Former prime minister Iyad Allawi has been declared the winner of the election in Iraq.
The results give Allawi’s party 91 seats to the current prime minister Nuri al-Maliki’s 89. The United Nations has already said the result is “credible”, and it came nearly two hours later than scheduled, keeping Iraqis on the edge of their seats.
Hours before the results were announced hundreds of supporters of the prime minister gathered in front of Baghdad’s provincial government building to support his call for a manual recount, shouting “No to fraud,” and “Where have our votes gone?”

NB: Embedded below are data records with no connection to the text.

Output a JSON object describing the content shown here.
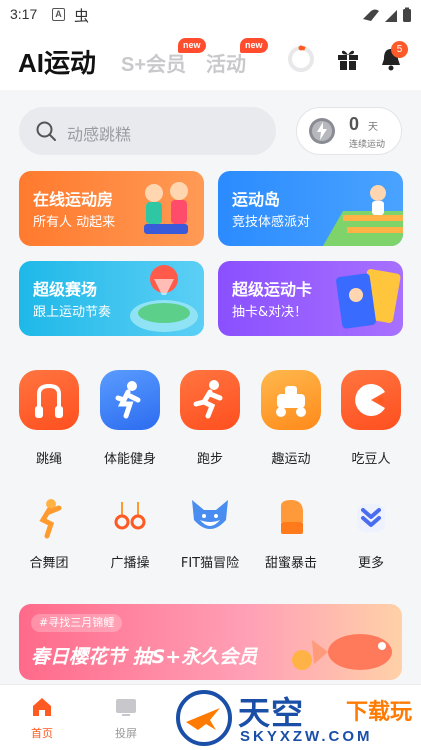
{
  "status_bar": {
    "time": "3:17",
    "a_icon": "A",
    "app_icon_glyph": "虫"
  },
  "header": {
    "tabs": [
      {
        "label": "AI运动",
        "active": true
      },
      {
        "label": "S+会员",
        "badge": "new"
      },
      {
        "label": "活动",
        "badge": "new"
      }
    ],
    "notification_count": "5",
    "icons": [
      "ring-progress-icon",
      "gift-icon",
      "bell-icon"
    ]
  },
  "search": {
    "placeholder": "动感跳糕"
  },
  "streak": {
    "count": "0",
    "unit": "天",
    "label": "连续运动"
  },
  "cards": [
    {
      "title": "在线运动房",
      "subtitle": "所有人 动起来"
    },
    {
      "title": "运动岛",
      "subtitle": "竞技体感派对"
    },
    {
      "title": "超级赛场",
      "subtitle": "跟上运动节奏"
    },
    {
      "title": "超级运动卡",
      "subtitle": "抽卡&对决！"
    }
  ],
  "main_grid": [
    {
      "label": "跳绳",
      "icon": "jump-rope-icon"
    },
    {
      "label": "体能健身",
      "icon": "fitness-icon"
    },
    {
      "label": "跑步",
      "icon": "running-icon"
    },
    {
      "label": "趣运动",
      "icon": "fun-sport-icon"
    },
    {
      "label": "吃豆人",
      "icon": "pacman-icon"
    }
  ],
  "secondary_grid": [
    {
      "label": "合舞团",
      "icon": "dance-icon"
    },
    {
      "label": "广播操",
      "icon": "rings-icon"
    },
    {
      "label": "FIT猫冒险",
      "icon": "fox-icon"
    },
    {
      "label": "甜蜜暴击",
      "icon": "boxing-glove-icon"
    },
    {
      "label": "更多",
      "icon": "more-chevron-icon"
    }
  ],
  "promo": {
    "tag": "#寻找三月锦鲤",
    "title": "春日樱花节  抽S+永久会员"
  },
  "bottom_nav": [
    {
      "label": "首页",
      "active": true
    },
    {
      "label": "投屏"
    }
  ],
  "watermark": {
    "text": "天空",
    "text2": "下载玩",
    "url": "SKYXZW.COM"
  },
  "colors": {
    "accent": "#ff5a22",
    "blue": "#2c6cf0",
    "purple": "#8a50ff"
  }
}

Nuri al-Maliki had been engaged in a close race during the count. The last published partial results put his State of Law coalition only 11,000 votes behind former prime minister Iyad Allawi’s Iraqiya group.
Allawi’s secularist coalition, along with all the other 10 parties involved in the 7th of March vote, has alleged irregularities in the election, but it is Maliki and his supporters who have complained the loudest, and most often.
The main worry is that if the results are rejected there could be a resumption of violence. At best, there could be a prolonged political vacuum. After the last election in 2005 there was a more than five-month hiatus before a government could be formed. Tens of thousands of people were killed in sectarian clashes.
There has already been more violence in Iraq. 42 people died and 65 were injured some 80 kilometres north of Baghdad in the mainly Sunni Diyala province when two bombs exploded in the town of Khalis.